Security warnings on macOS

[jpn--]

Hi! Thanks for making ruff, it's a great tool. I also appreciate the regular development and updates, and I've configured a hook to automatically keep some of my repositories on the latest versions of ruff and related tools.

However, I've found that Apple's "Gatekeeper" security is getting more and more onerous, requiring me to re-authorize ruff on every repo, every time it gets an update. They recently took away the click one button way to do this, now I have to go dig in the system settings panels every time. Is there a way to use some kind of Astral-signed version of Ruff with pre-commit that won't give me all these security warnings? Or is this inconvenience just the price I pay to live in Apple's world?

[MichaReiser]

Thanks for the kind words.

Hmm interesting. I've never seen a security warning when running ruff as part of pre-commit.
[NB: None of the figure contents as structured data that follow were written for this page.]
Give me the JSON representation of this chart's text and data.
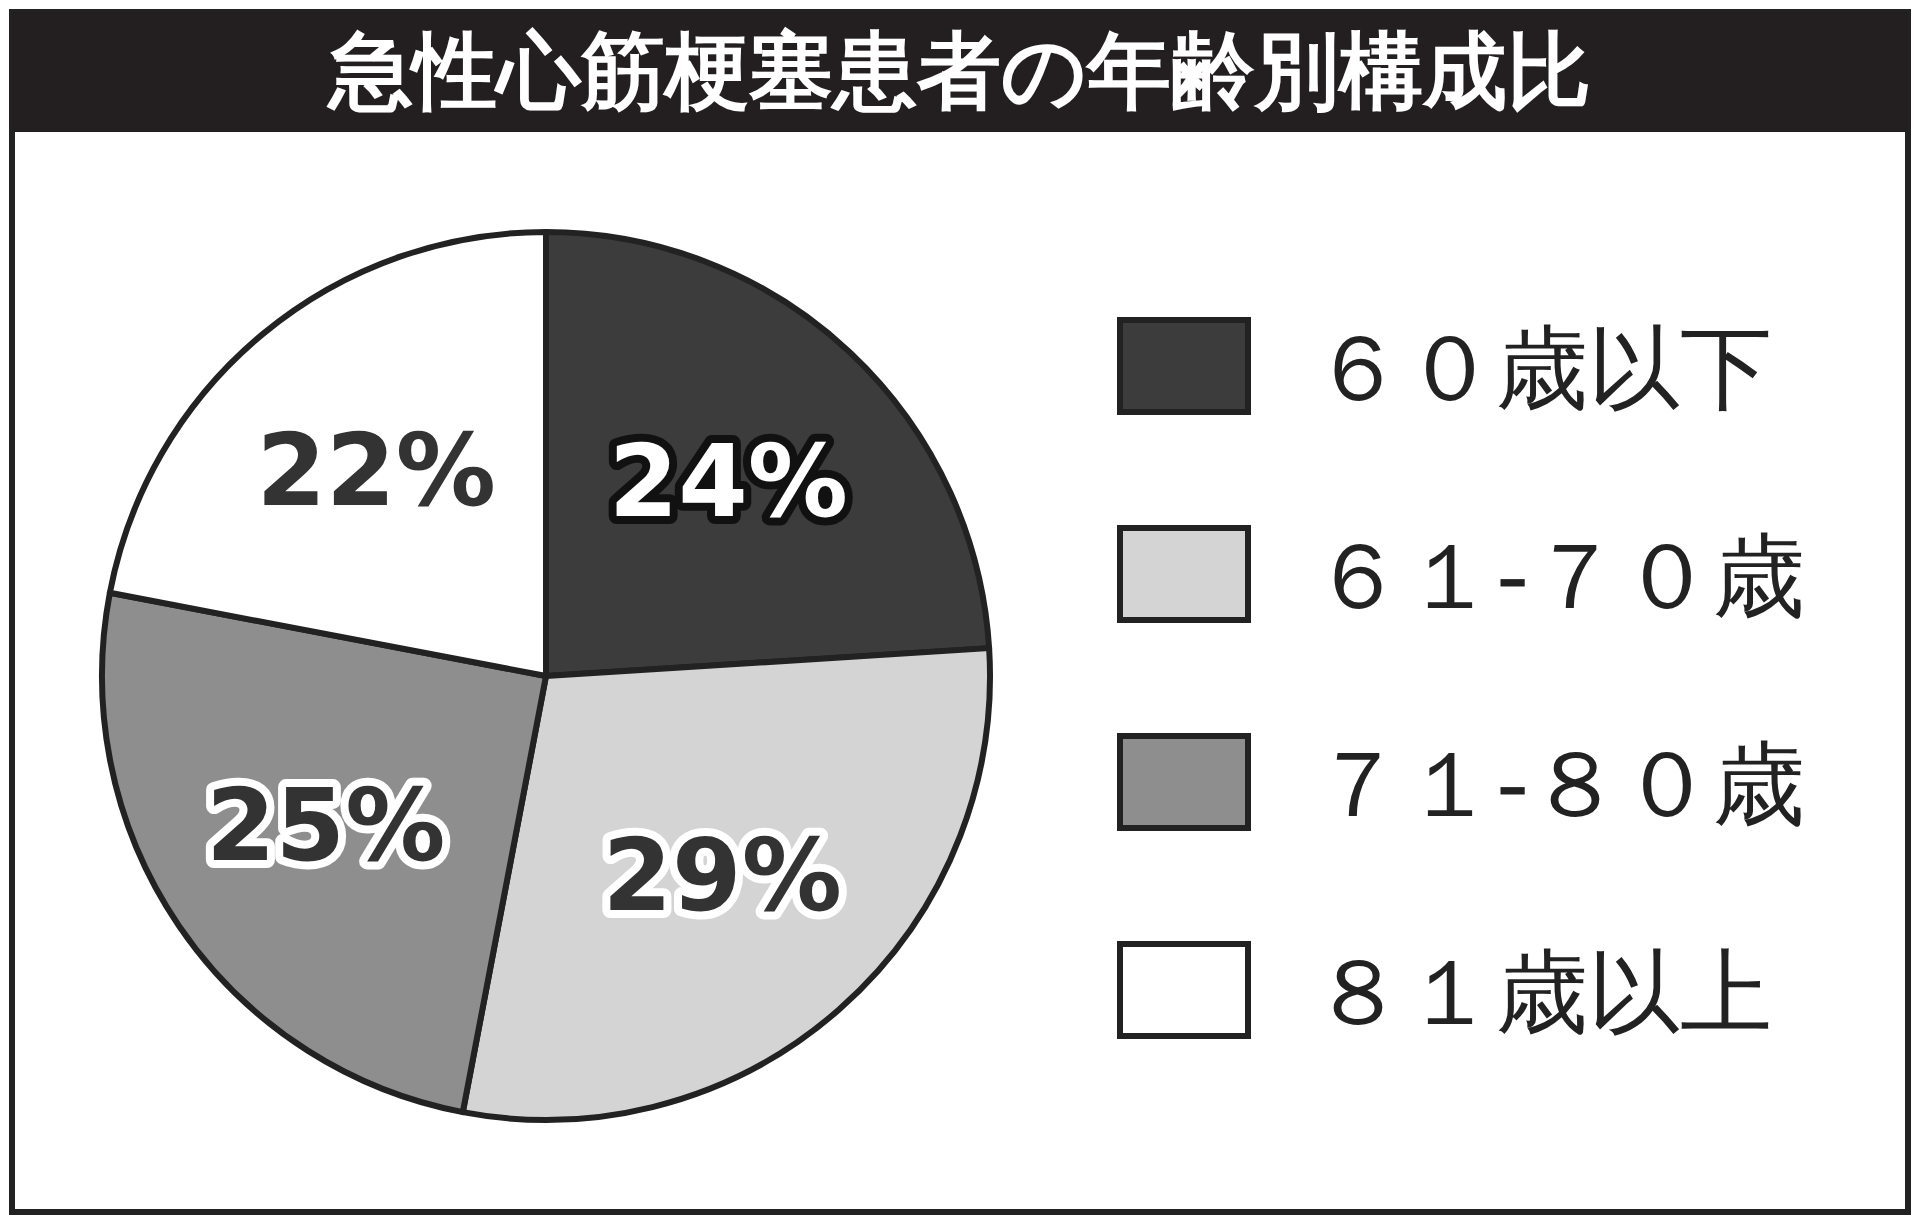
{
  "chart_data": {
    "type": "pie",
    "title": "急性心筋梗塞患者の年齢別構成比",
    "categories": [
      "６０歳以下",
      "６１-７０歳",
      "７１-８０歳",
      "８１歳以上"
    ],
    "values": [
      24,
      29,
      25,
      22
    ],
    "colors": [
      "#3c3c3c",
      "#d4d4d4",
      "#8e8e8e",
      "#ffffff"
    ],
    "value_labels": [
      "24%",
      "29%",
      "25%",
      "22%"
    ],
    "legend": "right"
  }
}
Can you tell me more on how you run ruff?

[jpn--]

I created a small placebo repository to replicate my problem: https://github.com/jpn--/placebo

I can check out this repo, run "pre-commit install" on it to activate the hooks, then when I try to commit a change to Python code in the repo, either using a GUI or even just git commit on the command line I get this system popup:

I actually see the pop-up twice, I presume once for the ruff and a second time for the ruff-format in my .pre-commit-config.yaml.

After triggering this warning, if I go to  > System Preferences > Privacy & Security, I can see this:

If I click here on "Allow Anyway" and re-try the commit, it will work, but only until I update the version of ruff listed in the .pre-commit-config.yaml, or reset my pre-commit cache, at which time the whole thing starts again.
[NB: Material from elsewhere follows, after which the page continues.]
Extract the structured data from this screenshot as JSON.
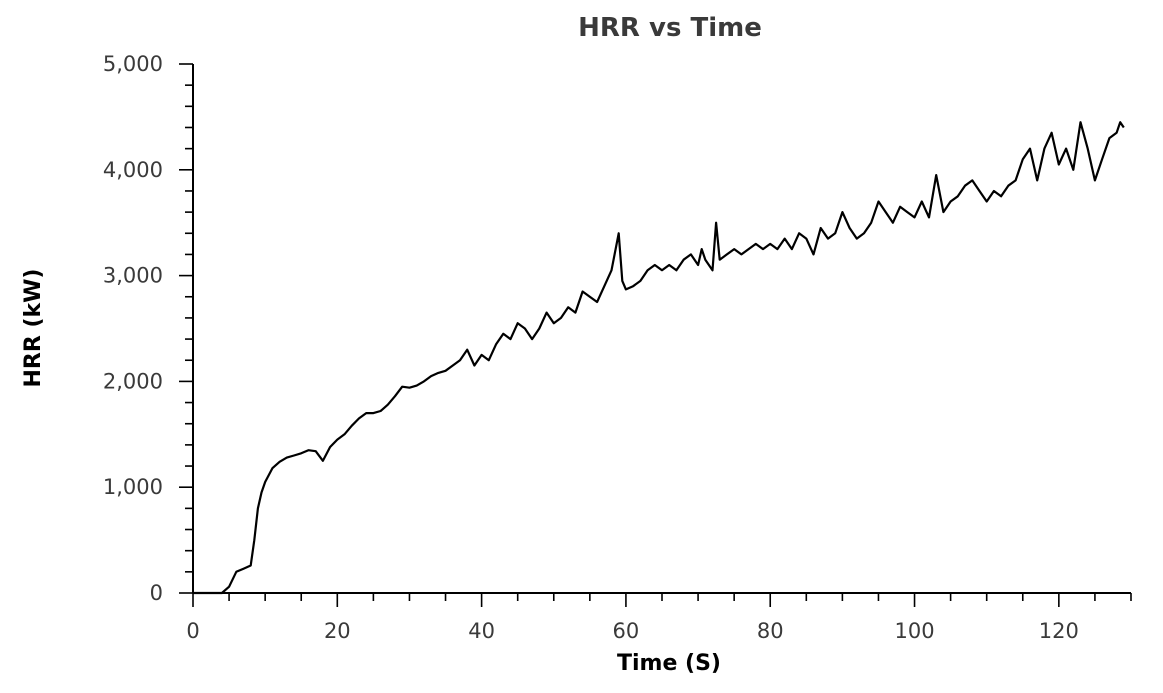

I am running macOS Sequoia Version 15.1.1 (24B91).

[dhruvmanila]

Thanks for creating a repository! I'm currently on 15.1.1 macOS version and it seems to be running fine on my machine.

Can you tell us how did you install pre-commit? Does it occur only when running Ruff via pre-commit or does invoking ruff from the command-line also gives you this popup?

[jpn--]

I have installed pre-commit (and ruff, for manual use) via homebrew. I just updated homebrew itself, and both ruff and pre-commit to the latest versions, which has not fixed my issue. I don't get the security warning message when I invoke the regular ruff from the command line myself, which is /opt/homebrew/bin/ruff. I do get the security warning message when I explicitly run the copy of ruff that pre-commit has cached: ~/.cache/pre-commit/repoxlgredg0/py_env-python3.13/bin/ruff.

[MichaReiser]

when I explicitly run the copy of ruff that pre-commit has cached: ~/.cache/pre-commit/repoxlgredg0/py_env-python3.13/bin/ruff.
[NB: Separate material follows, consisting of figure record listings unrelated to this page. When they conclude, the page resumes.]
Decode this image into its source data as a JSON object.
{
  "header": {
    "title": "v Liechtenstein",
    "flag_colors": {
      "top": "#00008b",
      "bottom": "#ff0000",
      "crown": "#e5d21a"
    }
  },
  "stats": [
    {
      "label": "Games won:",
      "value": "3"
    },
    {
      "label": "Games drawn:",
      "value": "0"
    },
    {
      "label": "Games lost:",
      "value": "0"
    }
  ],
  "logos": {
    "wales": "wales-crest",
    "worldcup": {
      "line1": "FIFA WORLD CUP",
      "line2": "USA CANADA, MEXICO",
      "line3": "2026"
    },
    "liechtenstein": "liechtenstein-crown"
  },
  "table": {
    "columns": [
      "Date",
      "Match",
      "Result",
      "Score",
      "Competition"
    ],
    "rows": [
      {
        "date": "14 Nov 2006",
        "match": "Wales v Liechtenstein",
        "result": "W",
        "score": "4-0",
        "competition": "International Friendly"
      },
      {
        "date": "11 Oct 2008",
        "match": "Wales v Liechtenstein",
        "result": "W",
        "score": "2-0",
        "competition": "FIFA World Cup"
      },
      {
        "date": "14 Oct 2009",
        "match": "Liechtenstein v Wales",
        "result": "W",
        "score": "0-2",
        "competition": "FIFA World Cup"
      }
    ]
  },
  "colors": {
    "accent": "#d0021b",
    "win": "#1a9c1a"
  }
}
Do I understand this correctly that you manually run ~/.cache/pre-commit/repoxlgredg0/py_env-python3.13/bin/ruff? You don't run ruff using pre-commit?

[jpn--]

I definitely do not normally manually run ~/.cache/pre-commit/repoxlgredg0/py_env-python3.13/bin/ruff, I let pre-commit do that for me, which is kind of the point of pre-commit, right? An hour ago just before my previous message was the first time I ever tried to do that manual command. I was just noting that if I manually run that copy of Ruff, I get the same error.